NHS Data Protection and Security incidents
health nhs security

NHS Data Protection and Security incidents

Worldwide, countries implement comprehensive regulations for the protection of personal data. This is especially important in health organizations where sensitive patient data are used, stored and exchanged.

NHS Business telephony security

At RSconnect we assist various health organizations – including NHS organizations in the UK – with the security of their business desktop telephones. A crucial domain since the unauthorized use of desktop telephones may give access to sensitive data and opens the door to data breach scenarios. It is exactly this where our security solutions focus on.

Data security and protection in the Health sector

However, there are of course many other data security risks to be faced by NHS organizations. It is interesting to have a look at the quarterly report of the ICO. The Information Commissioner’s Office is the UK’s independent body set up to uphold information rights. In their report over Q3 of 2016 they provided information about the number and type of security incidents in different sectors. This Data Security Incident Trends report covers General Business; Finance, Insurance & Credit; Local Government, Justice, Education and Health.

hospital beds with computer screens (credit: Hospital Municipal de Chiconcuac)

Now IT is used everywhere in medical institutes, IT and data security are crucial for hospitals.

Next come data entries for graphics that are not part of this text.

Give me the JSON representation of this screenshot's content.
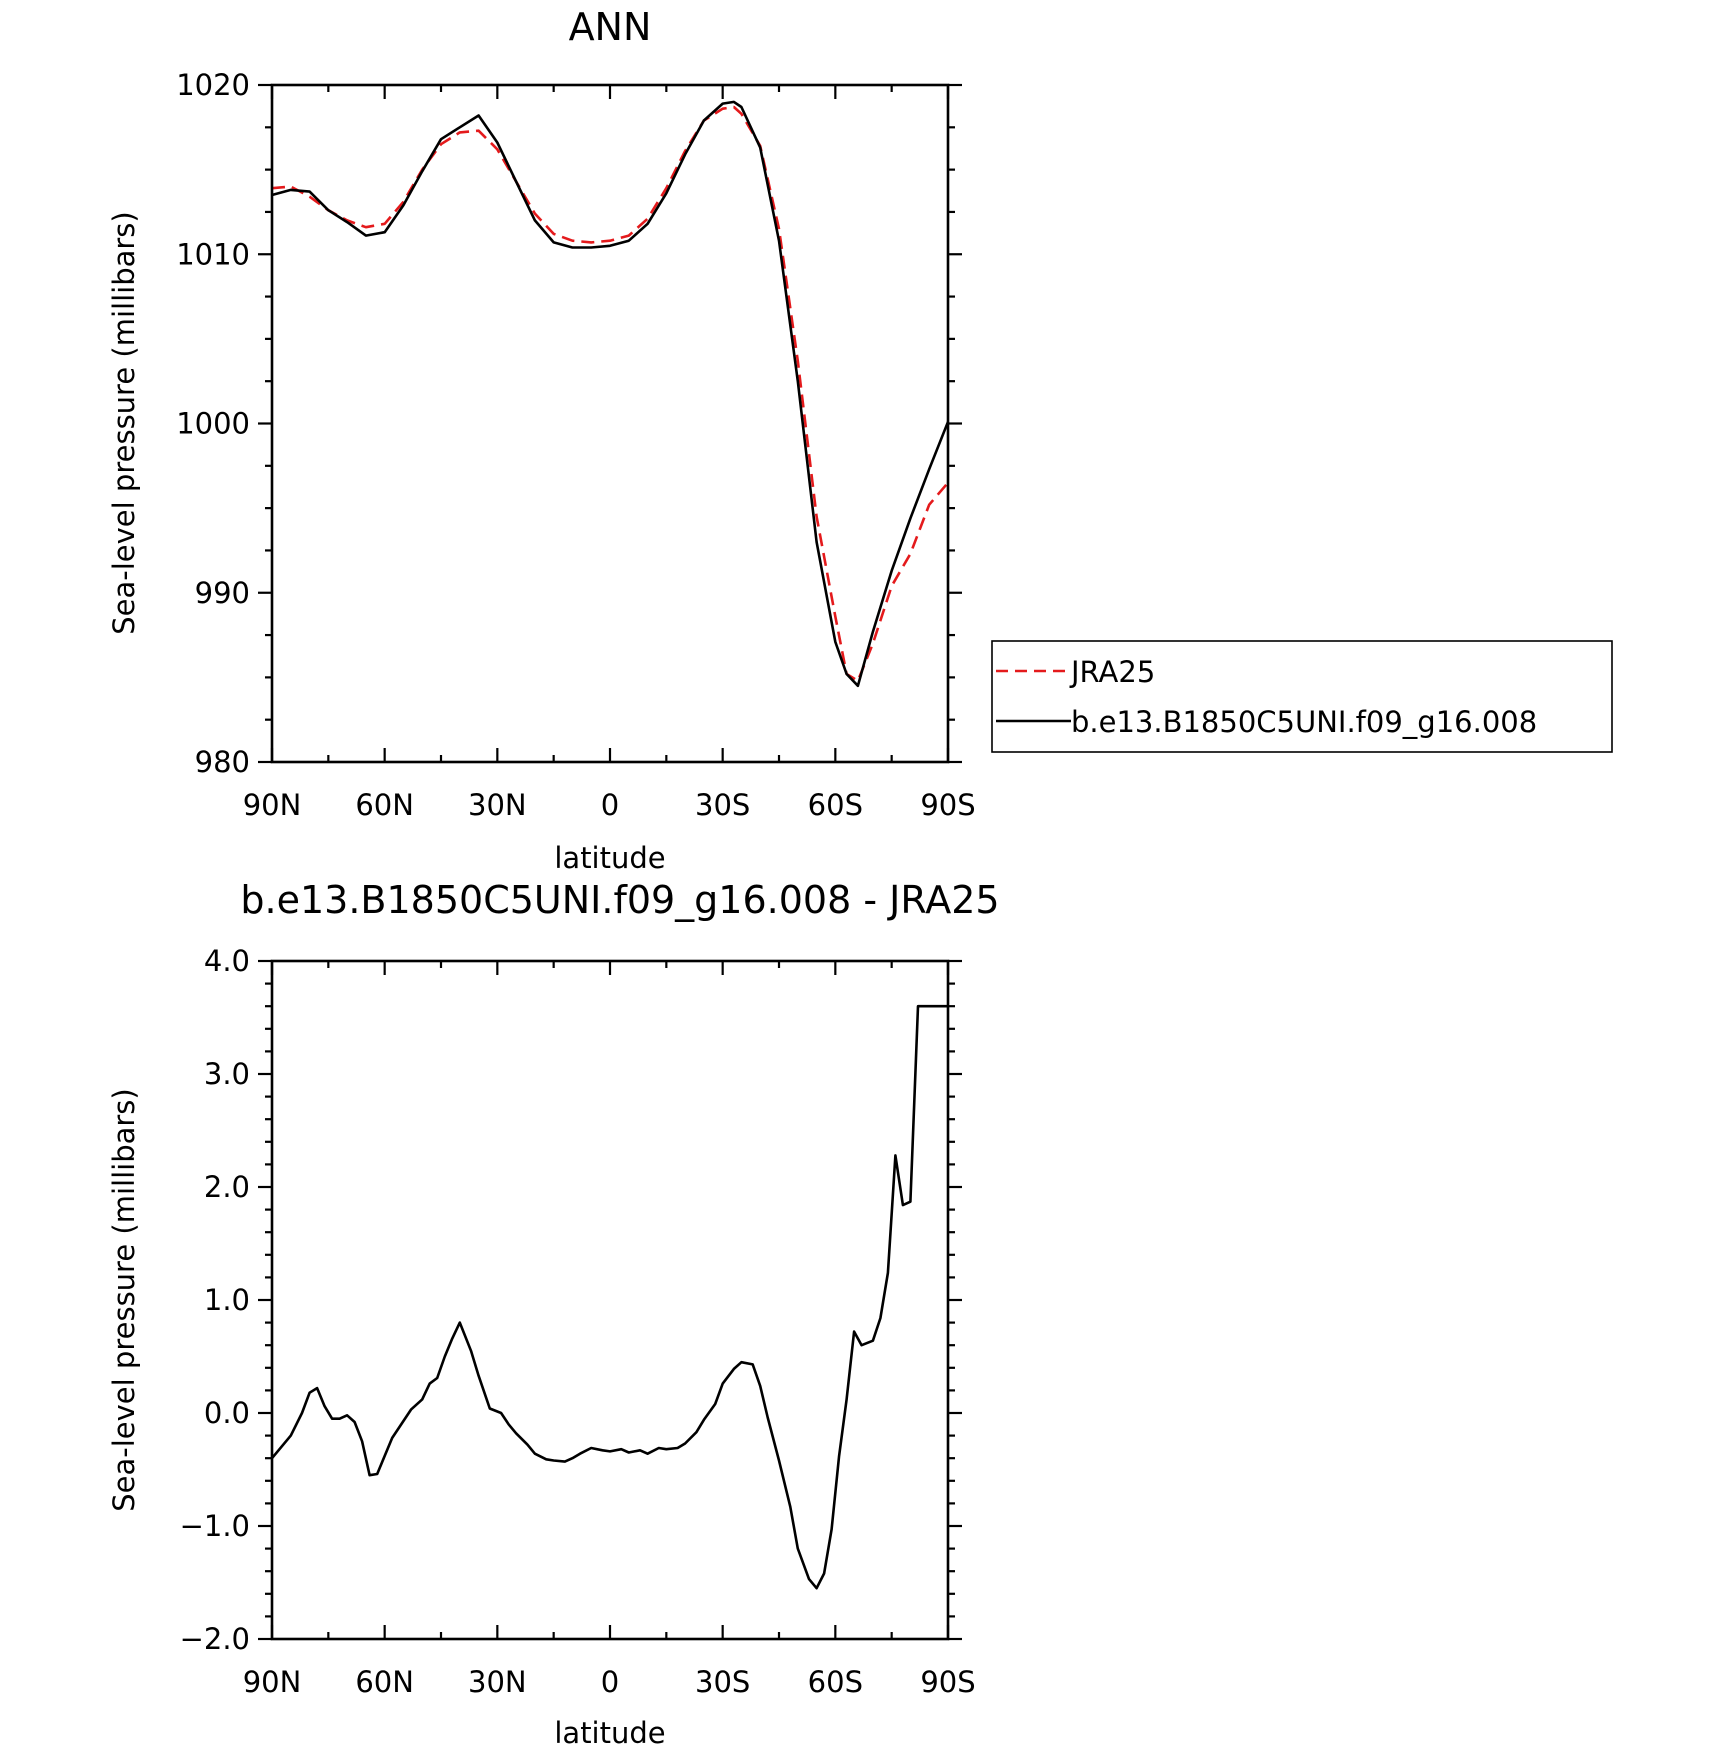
{
  "chart_data": [
    {
      "type": "line",
      "title": "ANN",
      "xlabel": "latitude",
      "ylabel": "Sea-level pressure (millibars)",
      "xlim": [
        90,
        -90
      ],
      "ylim": [
        980,
        1020
      ],
      "x_ticks": [
        90,
        60,
        30,
        0,
        -30,
        -60,
        -90
      ],
      "x_tick_labels": [
        "90N",
        "60N",
        "30N",
        "0",
        "30S",
        "60S",
        "90S"
      ],
      "y_ticks": [
        980,
        990,
        1000,
        1010,
        1020
      ],
      "y_tick_labels": [
        "980",
        "990",
        "1000",
        "1010",
        "1020"
      ],
      "legend_position": "right",
      "series": [
        {
          "name": "JRA25",
          "color": "#e41a1c",
          "dash": "dashed",
          "x": [
            90,
            85,
            80,
            75,
            70,
            65,
            60,
            55,
            50,
            45,
            40,
            35,
            30,
            25,
            20,
            15,
            10,
            5,
            0,
            -5,
            -10,
            -15,
            -20,
            -25,
            -30,
            -33,
            -35,
            -40,
            -45,
            -50,
            -55,
            -60,
            -63,
            -66,
            -70,
            -75,
            -80,
            -85,
            -90
          ],
          "y": [
            1013.9,
            1014.0,
            1013.4,
            1012.6,
            1012.0,
            1011.6,
            1011.8,
            1013.1,
            1015.0,
            1016.5,
            1017.2,
            1017.3,
            1016.2,
            1014.3,
            1012.4,
            1011.2,
            1010.8,
            1010.7,
            1010.8,
            1011.1,
            1012.1,
            1013.9,
            1016.1,
            1017.9,
            1018.6,
            1018.7,
            1018.3,
            1016.4,
            1011.5,
            1003.7,
            994.5,
            988.6,
            985.2,
            984.8,
            987.0,
            990.4,
            992.3,
            995.2,
            996.5
          ]
        },
        {
          "name": "b.e13.B1850C5UNI.f09_g16.008",
          "color": "#000000",
          "dash": "solid",
          "x": [
            90,
            85,
            80,
            75,
            70,
            65,
            60,
            55,
            50,
            45,
            40,
            35,
            30,
            25,
            20,
            15,
            10,
            5,
            0,
            -5,
            -10,
            -15,
            -20,
            -25,
            -30,
            -33,
            -35,
            -40,
            -45,
            -50,
            -55,
            -60,
            -63,
            -66,
            -70,
            -75,
            -80,
            -85,
            -90
          ],
          "y": [
            1013.5,
            1013.8,
            1013.7,
            1012.6,
            1011.9,
            1011.1,
            1011.3,
            1012.9,
            1014.9,
            1016.8,
            1017.5,
            1018.2,
            1016.6,
            1014.3,
            1012.0,
            1010.7,
            1010.4,
            1010.4,
            1010.5,
            1010.8,
            1011.8,
            1013.6,
            1015.9,
            1017.9,
            1018.9,
            1019.0,
            1018.7,
            1016.3,
            1010.8,
            1002.5,
            993.0,
            987.1,
            985.2,
            984.5,
            987.7,
            991.3,
            994.4,
            997.3,
            1000.1
          ]
        }
      ],
      "legend_labels": [
        "JRA25",
        "b.e13.B1850C5UNI.f09_g16.008"
      ]
    },
    {
      "type": "line",
      "title": "b.e13.B1850C5UNI.f09_g16.008 - JRA25",
      "xlabel": "latitude",
      "ylabel": "Sea-level pressure (millibars)",
      "xlim": [
        90,
        -90
      ],
      "ylim": [
        -2.0,
        4.0
      ],
      "x_ticks": [
        90,
        60,
        30,
        0,
        -30,
        -60,
        -90
      ],
      "x_tick_labels": [
        "90N",
        "60N",
        "30N",
        "0",
        "30S",
        "60S",
        "90S"
      ],
      "y_ticks": [
        -2.0,
        -1.0,
        0.0,
        1.0,
        2.0,
        3.0,
        4.0
      ],
      "y_tick_labels": [
        "−2.0",
        "−1.0",
        "0.0",
        "1.0",
        "2.0",
        "3.0",
        "4.0"
      ],
      "series": [
        {
          "color": "#000000",
          "dash": "solid",
          "x": [
            90,
            85,
            82,
            80,
            78,
            76,
            74,
            72,
            70,
            68,
            66,
            64,
            62,
            60,
            58,
            56,
            53,
            50,
            48,
            46,
            44,
            42,
            40,
            37,
            35,
            32,
            29,
            27,
            25,
            22,
            20,
            17,
            15,
            12,
            10,
            8,
            5,
            2,
            0,
            -3,
            -5,
            -8,
            -10,
            -13,
            -15,
            -18,
            -20,
            -23,
            -25,
            -28,
            -30,
            -33,
            -35,
            -38,
            -40,
            -42,
            -45,
            -48,
            -50,
            -53,
            -55,
            -57,
            -59,
            -61,
            -63,
            -65,
            -67,
            -70,
            -72,
            -74,
            -76,
            -78,
            -80,
            -82,
            -83,
            -84,
            -87,
            -89,
            -90
          ],
          "y": [
            -0.4,
            -0.2,
            0.0,
            0.18,
            0.22,
            0.06,
            -0.05,
            -0.05,
            -0.02,
            -0.08,
            -0.25,
            -0.55,
            -0.54,
            -0.38,
            -0.22,
            -0.12,
            0.03,
            0.12,
            0.26,
            0.31,
            0.5,
            0.66,
            0.8,
            0.55,
            0.33,
            0.04,
            0.0,
            -0.1,
            -0.18,
            -0.28,
            -0.36,
            -0.41,
            -0.42,
            -0.43,
            -0.4,
            -0.36,
            -0.31,
            -0.33,
            -0.34,
            -0.32,
            -0.35,
            -0.33,
            -0.36,
            -0.31,
            -0.32,
            -0.31,
            -0.27,
            -0.17,
            -0.06,
            0.08,
            0.26,
            0.39,
            0.45,
            0.43,
            0.24,
            -0.04,
            -0.42,
            -0.83,
            -1.2,
            -1.47,
            -1.55,
            -1.42,
            -1.03,
            -0.38,
            0.12,
            0.72,
            0.6,
            0.64,
            0.84,
            1.24,
            2.28,
            1.84,
            1.87,
            3.6,
            3.6,
            3.6,
            3.6,
            3.6,
            3.6
          ]
        }
      ]
    }
  ]
}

Although the trends show stronger growth of security incidents for other sectors, the health sector outnumbers the other sectors by far in absolute figures. The ICO reported 239 incidents in the health sector for Q3. The ‘next worse’ score was local government (62), followed by “general business” (56). To its defense it must be said that the health sector is much further regarding mandatory disclosure of security incidents. A policy which many other sectors will only have implemented as part of new data protection legislation.

Data Security incidents in National Health Service organizations

Our software aims at IP telephony security, which is a topic that is too often ignored when developing data protection plans. Likewise, the non-IT areas are often also ignored. The ICO report shows that data protection needs a multi-disciplinary approach. When the incidents are reviewed, the number of real IT incidents (like DDoS and Fishing attacks) is small compared to the number of the more prosaic ‘physical and paper’ incidents. One of the top categories is for example posting, faxing and mailing personal data to the wrong recipient. In email often the result from the auto-fill option when people enter email addresses. Also the loss of paperwork, unencrypted storage devices like USB sticks etc. are ‘popular’ ways of losing data. The failure to redact data is often causing data breaches as well, as is the insecure disposal of paperwork.

It is one of the reasons we put so much stress on securing desktop telephones. Too many organizations invest vast amounts of money in advanced IT systems security but keep their back doors open.